Gibt es auch im Hinblick auf die christliche Sozialethik Gründe, die Initiative zu unterstützen?
Oh ja, ganz viele! Das fängt an bei den biblischen Grundlagen der Würde des Menschen, der Hinwendung zu den Armen und Benachteiligten (Mt 25, 35-40) und der Schöpfungsverantwortung, die eigentliche theologische Grundlage für die Nachhaltigkeit (Genesis 1,27 resp. 2,15). Hinzu kommen die christlichen Prinzipien der Solidarität, des Gemeinwohls (Röm 13, 8-10), der Subsidiarität sowie der Gerechtigkeit, welche zentrale Anliegen der christlichen Soziallehre sind. Nach dem christlich-ethischen Verständnis muss wirtschaftliches Handeln auf das Wohl der Bevölkerung und der kommenden Generationen ausgerichtet sein. Die reine Profitgier wird abgelehnt, und Unternehmen sind klar aufgefordert, eine Verantwortung gegenüber Menschen, Gesellschaft und Umwelt einzunehmen.
Ein kongolesischer Minenarbeiter in der Provinz Katanga hält Kupfererz in der Hand – ein unverzichtbarer Rohstoff für elektronische Geräte.
Fastenaktion hat sich schon für die erste Initiative eingesetzt, die 2020 am Ständemehr gescheitert ist. Weshalb sollte das nur wenige Jahre später anders sein?
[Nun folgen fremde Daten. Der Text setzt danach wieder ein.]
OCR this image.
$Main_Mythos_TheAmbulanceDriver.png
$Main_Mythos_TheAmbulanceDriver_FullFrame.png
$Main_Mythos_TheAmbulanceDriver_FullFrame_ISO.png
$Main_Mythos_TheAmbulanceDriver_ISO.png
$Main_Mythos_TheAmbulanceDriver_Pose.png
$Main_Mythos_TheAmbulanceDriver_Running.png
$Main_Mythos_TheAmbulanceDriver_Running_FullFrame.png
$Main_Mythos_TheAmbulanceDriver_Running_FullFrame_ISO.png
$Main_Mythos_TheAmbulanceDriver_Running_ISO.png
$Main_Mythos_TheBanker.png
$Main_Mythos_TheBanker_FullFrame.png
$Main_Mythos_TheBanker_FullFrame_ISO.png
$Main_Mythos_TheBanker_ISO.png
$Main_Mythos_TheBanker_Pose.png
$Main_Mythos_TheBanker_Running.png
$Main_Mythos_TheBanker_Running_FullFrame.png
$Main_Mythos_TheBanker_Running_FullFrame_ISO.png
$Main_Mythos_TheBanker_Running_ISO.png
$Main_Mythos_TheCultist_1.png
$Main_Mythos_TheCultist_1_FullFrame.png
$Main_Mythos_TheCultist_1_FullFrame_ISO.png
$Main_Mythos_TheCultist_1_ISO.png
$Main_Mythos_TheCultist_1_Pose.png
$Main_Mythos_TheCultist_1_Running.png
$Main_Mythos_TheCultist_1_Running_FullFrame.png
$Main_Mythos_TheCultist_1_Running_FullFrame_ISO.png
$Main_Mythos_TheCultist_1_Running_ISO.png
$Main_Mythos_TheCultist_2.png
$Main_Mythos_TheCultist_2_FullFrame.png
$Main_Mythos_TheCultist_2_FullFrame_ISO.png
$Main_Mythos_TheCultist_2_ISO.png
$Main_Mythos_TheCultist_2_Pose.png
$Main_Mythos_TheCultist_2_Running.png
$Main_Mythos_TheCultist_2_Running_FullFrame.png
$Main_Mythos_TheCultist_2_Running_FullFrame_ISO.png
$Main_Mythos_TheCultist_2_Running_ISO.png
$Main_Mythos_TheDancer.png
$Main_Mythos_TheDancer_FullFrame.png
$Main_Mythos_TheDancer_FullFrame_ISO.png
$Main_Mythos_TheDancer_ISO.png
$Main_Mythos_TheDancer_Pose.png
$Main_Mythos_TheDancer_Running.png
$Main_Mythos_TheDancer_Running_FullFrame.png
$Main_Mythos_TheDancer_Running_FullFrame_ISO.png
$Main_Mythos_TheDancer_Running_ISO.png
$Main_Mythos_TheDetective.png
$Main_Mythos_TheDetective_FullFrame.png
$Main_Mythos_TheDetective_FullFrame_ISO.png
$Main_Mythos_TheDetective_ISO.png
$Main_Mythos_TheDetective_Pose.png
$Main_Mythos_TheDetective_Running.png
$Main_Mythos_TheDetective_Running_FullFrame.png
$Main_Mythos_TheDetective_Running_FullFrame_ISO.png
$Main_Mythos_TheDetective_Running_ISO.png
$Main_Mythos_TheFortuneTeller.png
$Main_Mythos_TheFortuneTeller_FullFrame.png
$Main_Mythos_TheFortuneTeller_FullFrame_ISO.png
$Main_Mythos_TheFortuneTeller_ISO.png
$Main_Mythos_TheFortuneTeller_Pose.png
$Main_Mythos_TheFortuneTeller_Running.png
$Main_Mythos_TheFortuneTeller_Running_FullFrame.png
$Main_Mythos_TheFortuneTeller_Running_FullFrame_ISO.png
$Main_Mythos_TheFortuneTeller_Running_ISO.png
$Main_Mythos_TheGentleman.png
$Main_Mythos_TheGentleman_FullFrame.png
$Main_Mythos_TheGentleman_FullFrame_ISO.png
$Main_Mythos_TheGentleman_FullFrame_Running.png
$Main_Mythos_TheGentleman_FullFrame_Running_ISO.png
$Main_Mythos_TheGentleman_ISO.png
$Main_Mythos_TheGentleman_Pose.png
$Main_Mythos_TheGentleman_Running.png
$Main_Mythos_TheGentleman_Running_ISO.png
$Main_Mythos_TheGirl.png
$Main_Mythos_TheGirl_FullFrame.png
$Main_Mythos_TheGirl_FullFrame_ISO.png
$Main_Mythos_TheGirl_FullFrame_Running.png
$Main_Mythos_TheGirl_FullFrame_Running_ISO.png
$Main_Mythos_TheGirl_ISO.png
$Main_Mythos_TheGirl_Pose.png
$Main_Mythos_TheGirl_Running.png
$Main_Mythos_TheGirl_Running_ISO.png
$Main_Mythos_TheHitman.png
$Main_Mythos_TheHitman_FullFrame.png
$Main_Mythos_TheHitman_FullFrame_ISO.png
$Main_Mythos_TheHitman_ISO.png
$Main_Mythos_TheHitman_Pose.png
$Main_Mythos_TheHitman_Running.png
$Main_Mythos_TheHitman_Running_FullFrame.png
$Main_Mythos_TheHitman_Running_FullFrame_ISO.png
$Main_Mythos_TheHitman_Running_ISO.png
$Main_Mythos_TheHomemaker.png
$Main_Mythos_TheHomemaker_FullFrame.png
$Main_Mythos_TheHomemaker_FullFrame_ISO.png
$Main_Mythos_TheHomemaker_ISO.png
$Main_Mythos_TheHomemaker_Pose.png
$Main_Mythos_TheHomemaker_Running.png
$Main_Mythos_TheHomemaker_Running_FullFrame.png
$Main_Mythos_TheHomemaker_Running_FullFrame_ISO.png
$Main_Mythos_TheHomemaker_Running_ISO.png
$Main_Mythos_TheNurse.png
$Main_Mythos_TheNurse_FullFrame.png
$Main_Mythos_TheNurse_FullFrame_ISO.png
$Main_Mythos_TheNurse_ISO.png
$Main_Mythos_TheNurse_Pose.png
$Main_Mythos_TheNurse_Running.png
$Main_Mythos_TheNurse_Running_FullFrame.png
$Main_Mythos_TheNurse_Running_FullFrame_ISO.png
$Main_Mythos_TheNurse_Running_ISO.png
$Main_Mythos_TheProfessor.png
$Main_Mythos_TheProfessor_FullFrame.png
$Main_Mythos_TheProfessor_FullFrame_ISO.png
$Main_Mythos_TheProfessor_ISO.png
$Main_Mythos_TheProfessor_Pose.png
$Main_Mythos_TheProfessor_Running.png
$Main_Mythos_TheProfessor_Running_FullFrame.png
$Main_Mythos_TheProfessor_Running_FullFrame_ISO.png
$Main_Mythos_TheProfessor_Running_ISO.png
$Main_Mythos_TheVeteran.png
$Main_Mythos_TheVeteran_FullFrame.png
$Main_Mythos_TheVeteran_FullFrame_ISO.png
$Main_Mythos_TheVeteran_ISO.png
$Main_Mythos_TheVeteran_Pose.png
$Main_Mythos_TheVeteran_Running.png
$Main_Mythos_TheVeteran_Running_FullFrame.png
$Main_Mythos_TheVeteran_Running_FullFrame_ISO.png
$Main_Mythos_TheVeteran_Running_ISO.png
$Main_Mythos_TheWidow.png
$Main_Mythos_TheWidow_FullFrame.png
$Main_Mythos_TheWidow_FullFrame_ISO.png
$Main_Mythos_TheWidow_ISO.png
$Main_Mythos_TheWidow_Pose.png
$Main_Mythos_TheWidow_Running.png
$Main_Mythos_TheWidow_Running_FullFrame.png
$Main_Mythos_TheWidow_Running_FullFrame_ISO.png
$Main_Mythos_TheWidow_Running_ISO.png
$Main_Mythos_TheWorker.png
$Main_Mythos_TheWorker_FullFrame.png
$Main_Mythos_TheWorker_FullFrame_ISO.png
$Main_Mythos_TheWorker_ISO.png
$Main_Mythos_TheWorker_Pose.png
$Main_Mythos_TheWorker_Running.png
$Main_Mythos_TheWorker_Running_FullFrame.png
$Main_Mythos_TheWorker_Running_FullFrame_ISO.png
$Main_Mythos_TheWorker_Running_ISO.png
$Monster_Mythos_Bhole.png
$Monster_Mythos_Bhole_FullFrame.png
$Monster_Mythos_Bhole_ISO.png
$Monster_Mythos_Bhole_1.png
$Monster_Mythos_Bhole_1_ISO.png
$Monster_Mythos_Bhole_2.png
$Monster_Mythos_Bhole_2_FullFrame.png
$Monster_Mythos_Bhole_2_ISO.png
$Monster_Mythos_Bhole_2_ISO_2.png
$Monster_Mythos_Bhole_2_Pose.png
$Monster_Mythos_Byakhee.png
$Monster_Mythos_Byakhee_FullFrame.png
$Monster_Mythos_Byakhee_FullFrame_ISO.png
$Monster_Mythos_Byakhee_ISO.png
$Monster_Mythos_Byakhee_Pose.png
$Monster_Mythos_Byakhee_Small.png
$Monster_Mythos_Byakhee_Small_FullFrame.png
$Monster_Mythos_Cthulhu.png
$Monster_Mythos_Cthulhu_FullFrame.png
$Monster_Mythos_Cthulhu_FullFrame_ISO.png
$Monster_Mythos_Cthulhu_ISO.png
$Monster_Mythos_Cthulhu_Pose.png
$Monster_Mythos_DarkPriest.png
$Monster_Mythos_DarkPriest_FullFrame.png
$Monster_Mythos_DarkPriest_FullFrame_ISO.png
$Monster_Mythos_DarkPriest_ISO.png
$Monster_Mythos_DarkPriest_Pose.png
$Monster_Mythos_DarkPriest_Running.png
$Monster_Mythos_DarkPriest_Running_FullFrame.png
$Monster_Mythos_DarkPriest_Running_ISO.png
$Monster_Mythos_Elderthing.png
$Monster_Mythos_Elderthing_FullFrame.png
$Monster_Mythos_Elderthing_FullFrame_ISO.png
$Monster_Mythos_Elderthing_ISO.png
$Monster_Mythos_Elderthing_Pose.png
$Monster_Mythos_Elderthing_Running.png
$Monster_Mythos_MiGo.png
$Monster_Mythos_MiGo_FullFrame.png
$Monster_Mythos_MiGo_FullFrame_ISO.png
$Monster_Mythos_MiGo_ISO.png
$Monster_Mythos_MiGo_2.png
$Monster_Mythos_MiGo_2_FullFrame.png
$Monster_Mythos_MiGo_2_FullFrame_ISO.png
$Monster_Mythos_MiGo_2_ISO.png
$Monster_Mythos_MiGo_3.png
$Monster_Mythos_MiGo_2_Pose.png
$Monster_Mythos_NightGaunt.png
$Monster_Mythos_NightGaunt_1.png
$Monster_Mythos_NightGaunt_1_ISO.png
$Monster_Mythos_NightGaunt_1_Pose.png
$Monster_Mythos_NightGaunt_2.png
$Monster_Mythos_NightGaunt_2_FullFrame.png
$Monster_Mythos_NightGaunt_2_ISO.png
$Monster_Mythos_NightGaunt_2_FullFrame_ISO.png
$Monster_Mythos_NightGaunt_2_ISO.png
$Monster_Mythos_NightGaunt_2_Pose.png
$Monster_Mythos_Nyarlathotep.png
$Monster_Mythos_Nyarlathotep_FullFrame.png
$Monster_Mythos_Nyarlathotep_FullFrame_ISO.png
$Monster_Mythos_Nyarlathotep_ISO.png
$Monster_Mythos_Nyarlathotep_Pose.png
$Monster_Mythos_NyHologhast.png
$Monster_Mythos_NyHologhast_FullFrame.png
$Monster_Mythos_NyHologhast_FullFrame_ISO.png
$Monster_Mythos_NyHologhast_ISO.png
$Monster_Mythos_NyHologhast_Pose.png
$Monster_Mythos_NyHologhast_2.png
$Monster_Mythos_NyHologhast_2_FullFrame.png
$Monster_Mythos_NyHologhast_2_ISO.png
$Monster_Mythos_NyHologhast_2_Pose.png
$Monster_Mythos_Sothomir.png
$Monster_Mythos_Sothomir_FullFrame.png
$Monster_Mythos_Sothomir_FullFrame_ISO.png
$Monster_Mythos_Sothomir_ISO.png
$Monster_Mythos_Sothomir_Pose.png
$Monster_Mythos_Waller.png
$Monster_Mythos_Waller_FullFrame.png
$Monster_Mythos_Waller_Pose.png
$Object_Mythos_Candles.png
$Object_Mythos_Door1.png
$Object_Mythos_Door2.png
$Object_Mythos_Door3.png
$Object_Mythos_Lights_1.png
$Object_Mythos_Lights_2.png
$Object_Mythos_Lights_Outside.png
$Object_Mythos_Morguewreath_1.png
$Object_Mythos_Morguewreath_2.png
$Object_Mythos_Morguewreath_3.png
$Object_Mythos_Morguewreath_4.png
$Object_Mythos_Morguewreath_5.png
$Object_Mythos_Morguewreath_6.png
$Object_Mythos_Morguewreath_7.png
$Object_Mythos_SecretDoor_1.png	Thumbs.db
Weil sich seither einiges geändert hat. Insbesondere ist mit der neuen EU-Richtlinie das Hauptargument der damaligen Gegnerinnen und Gegner weggefallen. Diese sagten, sie seien grundsätzlich nicht dagegen, wollten aber keinen Alleingang der Schweiz. Doch wenn wir nun nicht handeln, werden wir europaweit das einzige Land ohne griffige Massnahmen sein. Eigentlich müssten sich auch jene heute für die Initiative einsetzen, die damals dagegen waren.
Erhoffen Sie sich als frühere CVP-Nationalrätin, mit Ihrem aktiven Engagement diesmal auch mehr bürgerlich geprägte Kantone zu überzeugen?
Es braucht das Engagement vieler, in allen Landesteilen und aus möglichst unterschiedlichen Kreisen. Überzeugungsarbeit ist gefordert, um den Abstimmungskampf zu gewinnen. Wir vom Initiativkomitee hoffen, die 100‘000 Unterschriften möglichst schnell zu sammeln, um so den Druck auf die Politik zu erhöhen. Je grösser der ist, desto eher handeln die Räte. Wenn auch sie einsehen, dass wir nicht einmal mehr im Abseits stehen und uns unnötig der internationalen Kritik aussetzen sollten, braucht es am Ende vielleicht gar keine Abstimmung.